Memandang besarnya potensi pengguna media sosial di Indonesia saat ini, beberapa pihak ternyata mulai memanfaatkannya. Salah satunya untuk kepentingan beriklan dan memasarkan produk via pelbagai tipe platform media sosial. Selain untuk kepentingan beriklan, sekarang media sosial juga mulai banyak diaplikasikan oleh perusahaan/instansi untuk mengenalkan atau meningkatkan citra diri perusahaan/instansi mereka ke masyarakat biasa.

Salah satu bentuk konten pada media sosial ialah konten gambar. Konten ini lebih menarik dipandang daripada konten berupa artikel atau video yang memerlukan waktu untuk mencerna isu di dalamnya. Meskipun demikian, banyaknya konten berupa gambar di sosial media ternyata juga pesat membuat para pengguna media sosial menjadi jenuh. Walhasil ketertarikan untuk mengenal isu via sebuah gambar di sosial media akan menurun seandainya gambar atau gambaran yang ditampilkan tidak seperti itu menarik.

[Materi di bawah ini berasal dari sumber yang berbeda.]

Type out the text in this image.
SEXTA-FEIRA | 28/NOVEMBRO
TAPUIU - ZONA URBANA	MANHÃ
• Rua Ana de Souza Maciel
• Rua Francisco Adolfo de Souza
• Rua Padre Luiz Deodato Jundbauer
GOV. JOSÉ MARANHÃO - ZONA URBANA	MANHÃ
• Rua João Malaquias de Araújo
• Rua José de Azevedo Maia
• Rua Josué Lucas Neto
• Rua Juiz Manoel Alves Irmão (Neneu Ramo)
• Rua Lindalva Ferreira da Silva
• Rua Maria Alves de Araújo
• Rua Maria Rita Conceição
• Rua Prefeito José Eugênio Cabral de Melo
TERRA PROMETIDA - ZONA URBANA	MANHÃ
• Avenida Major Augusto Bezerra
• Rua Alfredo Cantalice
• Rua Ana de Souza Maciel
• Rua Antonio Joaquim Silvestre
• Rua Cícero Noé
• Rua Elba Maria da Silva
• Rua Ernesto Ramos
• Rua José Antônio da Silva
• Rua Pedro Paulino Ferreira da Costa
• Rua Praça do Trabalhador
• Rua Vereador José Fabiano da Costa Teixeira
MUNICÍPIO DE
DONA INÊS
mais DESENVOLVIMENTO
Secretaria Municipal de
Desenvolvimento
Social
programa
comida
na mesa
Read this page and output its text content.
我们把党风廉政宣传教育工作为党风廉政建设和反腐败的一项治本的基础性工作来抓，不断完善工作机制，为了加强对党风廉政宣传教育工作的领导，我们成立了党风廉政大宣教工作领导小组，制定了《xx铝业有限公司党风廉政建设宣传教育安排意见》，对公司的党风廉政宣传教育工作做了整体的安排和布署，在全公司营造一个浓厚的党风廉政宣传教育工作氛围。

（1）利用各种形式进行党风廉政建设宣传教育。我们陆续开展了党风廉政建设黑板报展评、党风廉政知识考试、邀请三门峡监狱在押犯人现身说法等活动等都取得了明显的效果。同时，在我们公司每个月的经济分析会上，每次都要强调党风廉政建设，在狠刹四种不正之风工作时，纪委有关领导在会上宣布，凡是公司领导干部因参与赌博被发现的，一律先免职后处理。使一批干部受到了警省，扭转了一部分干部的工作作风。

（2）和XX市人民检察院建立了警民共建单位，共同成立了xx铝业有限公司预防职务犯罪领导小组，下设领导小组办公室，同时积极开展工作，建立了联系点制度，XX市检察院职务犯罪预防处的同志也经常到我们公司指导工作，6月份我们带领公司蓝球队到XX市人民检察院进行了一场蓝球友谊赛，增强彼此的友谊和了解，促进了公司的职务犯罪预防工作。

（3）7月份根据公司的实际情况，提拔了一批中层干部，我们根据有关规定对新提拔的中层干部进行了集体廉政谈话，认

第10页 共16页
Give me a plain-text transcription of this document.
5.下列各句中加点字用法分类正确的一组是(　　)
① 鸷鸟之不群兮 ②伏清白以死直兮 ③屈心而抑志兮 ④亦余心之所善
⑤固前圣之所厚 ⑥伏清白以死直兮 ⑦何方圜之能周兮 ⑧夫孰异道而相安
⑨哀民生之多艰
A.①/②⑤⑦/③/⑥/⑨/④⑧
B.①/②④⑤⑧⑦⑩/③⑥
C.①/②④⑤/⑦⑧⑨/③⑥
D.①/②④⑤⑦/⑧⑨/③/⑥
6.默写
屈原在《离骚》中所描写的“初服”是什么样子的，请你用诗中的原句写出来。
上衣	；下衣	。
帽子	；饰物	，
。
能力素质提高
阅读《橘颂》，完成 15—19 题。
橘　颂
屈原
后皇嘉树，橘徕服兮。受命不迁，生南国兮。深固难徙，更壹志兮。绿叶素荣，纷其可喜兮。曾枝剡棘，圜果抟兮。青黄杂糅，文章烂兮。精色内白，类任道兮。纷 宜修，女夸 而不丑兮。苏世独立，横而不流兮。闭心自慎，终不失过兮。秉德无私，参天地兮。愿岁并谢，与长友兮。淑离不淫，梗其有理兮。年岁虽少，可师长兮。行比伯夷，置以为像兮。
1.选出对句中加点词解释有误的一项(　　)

Desain grafis bisa membantu para content creator agar desain yang mereka buat menjadi lebih menarik. Berdasarkan wikipedia, desain grafis atau rancang grafis ialah cara kerja komunikasi menggunakan elemen visual, seperti tipografi, fotografi, serta gambaran yang dialamatkan untuk menciptakan persepsi akan suatu pesan yang diberi tahu. Bidang ini melibatkan cara kerja komunikasi visual dan desain komunikasi.

Desain grafis mempunyai beberapa fungsi, ialah sebagai berikut:

  1. Sebagai penyampai pesan via visual agar lebih mudah dibaca.
  2. Mendesain bukan cuma menggambar atau mendekorasi, melainkan ada kandungan komunikasi di dalamnya.
  3. Desain komunikasi visual mengharuskan desainer untuk tidak cuma memahami bagaimana sistem membuat grafis, melainkan juga memahami konteks yang akan diolah.
  4. Desain boleh saja “wah”, melainkan seandainya tidak ada makna dan pesan yang bisa seketika tersampaikan, karenanya akhirnya akan percuma.

Dalam desain grafis, bentuk dari sebuah desain diberi pengaruh oleh bebarapa hal. Wujud desain ini tentunya akan memengaruhi bagaimana pembaca menangkap isi pesan yang berkeinginan diberi tahu oleh pembuat desain. Beberapa hal yang memberi pengaruh bentuk dari sebuah desain ialah:

  1. Pembaca

Pembaca dari klasifikasi sosial tertentu akan mempunyai pemahaman yang berbeda saat memandang sebuah desain grafis dibandingkan dengan klasifikasi sosial yang lain.

  1. Peruntukan Desain

Peruntukan desain dibedakan menjadi 2, ialah untuk pihak internal dan eksternal. Desain yang dihasilkan untuk kepentingan internal dalam perusahaan/instansi tentunya akan berbeda dengan desain yang dihasilkan untuk kepentingan pihak eksternal. Tidak cuma sifat dari infonya saja yang berbeda, melainkan juga pemahaman terhadap isu yang diberi tahu juga akan berbeda antara kedua pihak tersebut.

  1. Rentang Umur

Rentang umur memutuskan tingkat pemahaman dari isu pada desain yang berkeinginan diberi tahu. Biasanya generasi milenial sekarang lebih memahami isu dan isu terupdate dari generasi yang lebih tua. Selain itu, ketertarikan generasi milenial terhadap desain pada postingan di media sosial betul-betul tergantung dari corak atau bentuk desain yang ditampilkan.

  1. Tema dan Waktu Publikasi Desain

Tema desain akan memutuskan bagaimana hasil akhir dari desain yang akan dihasilkan. Seumpama untuk tema edukatif, bentuk desain yang diberi tahu bisa menunjukkan ilustasi berupa peralatan menulis, atau hal-hal yang berhubungan dengan pengajaran. Meskipun untuk waktu dari publikasi desain sendiri bisa dibedakan menjadi dua, apakah desain tersebut harus seketika dipublikasikan atau publikasi bisa dilakukan kapan saja.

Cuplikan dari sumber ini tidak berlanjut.